Jason Tashea headshot
Jason Tashea

The new Judicial Innovation Fellowship program at Georgetown Law is being led by founding director Jason Tashea, an #A2JHero who I had the pleasure of working with while I was at the ABA Journal and recently had a chance to interview on the latest episode of LSC’s “Talk Justice” podcast.

We spoke about how the JIF program aims to develop processes and solutions at the court level that can be replicated, scaled and shared with state, local and tribal courts across the country. This approach to learning and scaling is one reason fellows won’t be paired with a single judge but instead will serve at the court level and be able to “level up” innovation already happening. Jason said, “We don’t want anything to be so discrete or so bespoke that it lives or dies at a specific courthouse.”

The JIF program takes an impressively holistic approach, focusing on, as Jason says, “the plumbing of the courts,” agnostic as to whether matters are criminal or civil, an academic distinction without a difference at a tech capacity and infrastructure level.

“The reality is the shortcomings of both systems look very similar, and they impact the same communities, the disenfranchised, the marginalized, in our communities,” Jason noted.
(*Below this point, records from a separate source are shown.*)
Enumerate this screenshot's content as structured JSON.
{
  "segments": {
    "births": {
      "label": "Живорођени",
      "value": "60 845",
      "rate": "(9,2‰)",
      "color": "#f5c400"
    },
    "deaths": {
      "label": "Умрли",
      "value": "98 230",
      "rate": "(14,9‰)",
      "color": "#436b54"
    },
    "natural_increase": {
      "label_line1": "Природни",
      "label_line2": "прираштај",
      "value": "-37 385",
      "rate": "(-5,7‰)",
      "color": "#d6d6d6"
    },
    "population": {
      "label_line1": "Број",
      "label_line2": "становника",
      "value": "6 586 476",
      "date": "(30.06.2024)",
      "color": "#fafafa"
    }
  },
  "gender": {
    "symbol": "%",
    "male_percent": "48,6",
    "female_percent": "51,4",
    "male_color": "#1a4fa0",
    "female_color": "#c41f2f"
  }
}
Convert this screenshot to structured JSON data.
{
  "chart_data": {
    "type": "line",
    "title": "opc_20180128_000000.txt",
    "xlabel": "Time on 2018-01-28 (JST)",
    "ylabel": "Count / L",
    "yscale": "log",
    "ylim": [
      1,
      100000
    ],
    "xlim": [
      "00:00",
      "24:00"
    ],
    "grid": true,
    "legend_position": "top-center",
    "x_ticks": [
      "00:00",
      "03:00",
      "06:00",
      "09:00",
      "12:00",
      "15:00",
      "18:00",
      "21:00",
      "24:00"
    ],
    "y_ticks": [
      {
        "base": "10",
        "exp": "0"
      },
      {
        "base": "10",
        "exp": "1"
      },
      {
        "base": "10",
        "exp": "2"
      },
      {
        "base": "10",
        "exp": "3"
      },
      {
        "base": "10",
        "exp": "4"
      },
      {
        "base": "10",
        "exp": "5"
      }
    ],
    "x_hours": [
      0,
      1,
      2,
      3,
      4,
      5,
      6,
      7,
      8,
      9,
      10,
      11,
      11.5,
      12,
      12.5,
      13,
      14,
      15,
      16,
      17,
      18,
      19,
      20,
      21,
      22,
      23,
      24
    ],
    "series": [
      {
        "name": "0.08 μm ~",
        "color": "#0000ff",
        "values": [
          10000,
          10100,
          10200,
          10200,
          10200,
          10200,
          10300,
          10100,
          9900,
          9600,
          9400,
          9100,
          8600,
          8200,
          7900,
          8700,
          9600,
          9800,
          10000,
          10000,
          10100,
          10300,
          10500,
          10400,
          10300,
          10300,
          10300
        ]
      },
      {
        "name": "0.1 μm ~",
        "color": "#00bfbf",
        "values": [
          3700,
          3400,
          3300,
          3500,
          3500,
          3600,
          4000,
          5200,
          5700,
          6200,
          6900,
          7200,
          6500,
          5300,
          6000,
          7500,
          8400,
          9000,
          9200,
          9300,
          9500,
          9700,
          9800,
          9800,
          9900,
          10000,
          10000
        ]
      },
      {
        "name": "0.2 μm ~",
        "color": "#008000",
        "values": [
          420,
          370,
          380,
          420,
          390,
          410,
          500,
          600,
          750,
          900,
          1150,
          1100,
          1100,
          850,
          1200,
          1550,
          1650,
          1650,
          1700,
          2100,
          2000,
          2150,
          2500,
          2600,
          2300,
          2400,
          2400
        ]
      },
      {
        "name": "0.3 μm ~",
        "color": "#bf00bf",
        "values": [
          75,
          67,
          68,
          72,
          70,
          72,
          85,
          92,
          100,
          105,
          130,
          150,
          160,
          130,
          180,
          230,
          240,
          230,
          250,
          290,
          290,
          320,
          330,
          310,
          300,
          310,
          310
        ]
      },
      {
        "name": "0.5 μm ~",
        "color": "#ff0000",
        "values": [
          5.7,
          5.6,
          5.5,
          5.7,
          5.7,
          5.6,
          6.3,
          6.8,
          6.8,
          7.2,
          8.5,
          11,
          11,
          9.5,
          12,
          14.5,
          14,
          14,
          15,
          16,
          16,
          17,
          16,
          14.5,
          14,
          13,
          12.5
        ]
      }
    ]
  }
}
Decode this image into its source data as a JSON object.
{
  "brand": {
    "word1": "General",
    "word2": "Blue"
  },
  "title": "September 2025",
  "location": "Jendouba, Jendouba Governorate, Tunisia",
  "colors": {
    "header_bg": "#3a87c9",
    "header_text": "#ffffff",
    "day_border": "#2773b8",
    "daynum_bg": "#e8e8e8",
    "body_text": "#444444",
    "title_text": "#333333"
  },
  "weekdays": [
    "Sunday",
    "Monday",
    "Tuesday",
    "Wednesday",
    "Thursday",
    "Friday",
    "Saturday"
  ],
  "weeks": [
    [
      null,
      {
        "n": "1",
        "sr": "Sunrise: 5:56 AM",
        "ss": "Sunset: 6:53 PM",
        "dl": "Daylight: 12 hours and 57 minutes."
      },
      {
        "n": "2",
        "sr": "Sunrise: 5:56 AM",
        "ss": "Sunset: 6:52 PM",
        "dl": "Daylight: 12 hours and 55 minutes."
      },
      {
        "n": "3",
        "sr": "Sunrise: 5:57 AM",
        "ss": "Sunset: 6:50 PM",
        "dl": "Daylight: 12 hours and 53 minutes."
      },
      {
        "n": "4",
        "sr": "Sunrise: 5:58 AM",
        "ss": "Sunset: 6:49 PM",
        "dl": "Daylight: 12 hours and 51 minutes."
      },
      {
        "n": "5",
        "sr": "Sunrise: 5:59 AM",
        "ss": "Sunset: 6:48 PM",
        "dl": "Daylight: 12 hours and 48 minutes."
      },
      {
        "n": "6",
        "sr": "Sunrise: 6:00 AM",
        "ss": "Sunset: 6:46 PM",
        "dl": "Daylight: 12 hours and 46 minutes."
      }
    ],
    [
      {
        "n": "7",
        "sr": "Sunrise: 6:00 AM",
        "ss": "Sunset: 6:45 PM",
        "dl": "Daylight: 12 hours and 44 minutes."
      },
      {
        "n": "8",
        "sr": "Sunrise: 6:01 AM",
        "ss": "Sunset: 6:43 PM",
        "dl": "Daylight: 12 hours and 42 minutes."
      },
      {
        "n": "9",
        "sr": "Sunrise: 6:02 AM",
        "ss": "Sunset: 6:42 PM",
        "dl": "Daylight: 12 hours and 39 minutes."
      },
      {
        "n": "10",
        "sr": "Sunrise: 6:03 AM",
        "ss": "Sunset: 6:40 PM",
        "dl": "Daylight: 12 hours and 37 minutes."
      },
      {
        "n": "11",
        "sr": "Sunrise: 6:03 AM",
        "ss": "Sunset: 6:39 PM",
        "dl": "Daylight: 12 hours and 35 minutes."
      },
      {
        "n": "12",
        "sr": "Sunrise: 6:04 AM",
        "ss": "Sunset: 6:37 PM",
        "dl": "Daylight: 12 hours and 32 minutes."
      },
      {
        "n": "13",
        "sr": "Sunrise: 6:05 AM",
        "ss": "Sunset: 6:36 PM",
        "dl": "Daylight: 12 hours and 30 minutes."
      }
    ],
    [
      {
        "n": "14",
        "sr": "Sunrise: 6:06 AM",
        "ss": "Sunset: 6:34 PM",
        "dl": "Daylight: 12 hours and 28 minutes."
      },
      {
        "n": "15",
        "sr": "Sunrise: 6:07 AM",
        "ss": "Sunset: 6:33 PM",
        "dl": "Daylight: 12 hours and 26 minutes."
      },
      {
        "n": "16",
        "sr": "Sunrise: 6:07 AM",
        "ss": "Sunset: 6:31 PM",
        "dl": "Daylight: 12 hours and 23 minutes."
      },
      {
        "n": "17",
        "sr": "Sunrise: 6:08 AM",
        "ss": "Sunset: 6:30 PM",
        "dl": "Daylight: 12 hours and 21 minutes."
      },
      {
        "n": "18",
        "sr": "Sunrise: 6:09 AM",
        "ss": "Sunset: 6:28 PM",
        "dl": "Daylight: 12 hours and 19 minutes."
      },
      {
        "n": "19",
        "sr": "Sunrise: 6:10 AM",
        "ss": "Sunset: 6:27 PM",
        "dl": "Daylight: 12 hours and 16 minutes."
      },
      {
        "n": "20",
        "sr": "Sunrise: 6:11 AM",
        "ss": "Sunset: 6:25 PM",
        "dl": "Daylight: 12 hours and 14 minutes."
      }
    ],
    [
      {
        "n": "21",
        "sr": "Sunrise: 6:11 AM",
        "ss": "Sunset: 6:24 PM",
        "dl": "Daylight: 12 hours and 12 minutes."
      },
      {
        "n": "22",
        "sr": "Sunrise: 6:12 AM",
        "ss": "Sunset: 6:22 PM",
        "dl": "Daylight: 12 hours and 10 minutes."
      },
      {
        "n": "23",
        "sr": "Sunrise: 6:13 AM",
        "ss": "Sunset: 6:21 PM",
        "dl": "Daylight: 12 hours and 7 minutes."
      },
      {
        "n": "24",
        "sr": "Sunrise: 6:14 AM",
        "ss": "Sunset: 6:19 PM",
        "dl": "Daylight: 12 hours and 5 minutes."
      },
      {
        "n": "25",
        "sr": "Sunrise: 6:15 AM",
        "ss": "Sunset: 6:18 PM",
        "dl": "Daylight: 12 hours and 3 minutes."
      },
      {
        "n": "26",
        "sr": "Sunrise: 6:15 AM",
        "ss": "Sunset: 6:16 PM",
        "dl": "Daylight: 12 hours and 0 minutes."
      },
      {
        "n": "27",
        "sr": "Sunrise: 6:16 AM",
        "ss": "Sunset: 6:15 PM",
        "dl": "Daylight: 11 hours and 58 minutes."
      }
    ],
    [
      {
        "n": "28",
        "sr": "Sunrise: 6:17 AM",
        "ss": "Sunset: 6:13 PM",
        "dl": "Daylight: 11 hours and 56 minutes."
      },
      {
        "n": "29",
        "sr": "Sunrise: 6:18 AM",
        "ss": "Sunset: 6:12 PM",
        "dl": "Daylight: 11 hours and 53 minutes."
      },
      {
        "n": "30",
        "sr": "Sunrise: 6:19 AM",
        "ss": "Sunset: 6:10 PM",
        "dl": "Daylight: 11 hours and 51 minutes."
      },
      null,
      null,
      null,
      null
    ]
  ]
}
At its core, criminal/civil file types don’t matter. So when it comes to data captures and useful features such as text messages/reminders, the issue is less a civil/criminal justice one but rather an economic, racial and gender justice issue.

Also impressive? How quickly this project went from concept to reality. The concept began as a whitepaper in February 2002, launched the following November, and applications began on Jan. 11. The initial cohort is scheduled to be in place by September 2023. As of the time of the podcast discussion, Jason had seen interest from over 100 court staff and technologies.

I look forward to following along as the cohorts develop and what I hope will be some key informational maps for courts and justice innovation advocates over the coming months and years. And I look forward to seeing some friendly competition develop in this space, with more resources, money and attention to improving access to justice for all.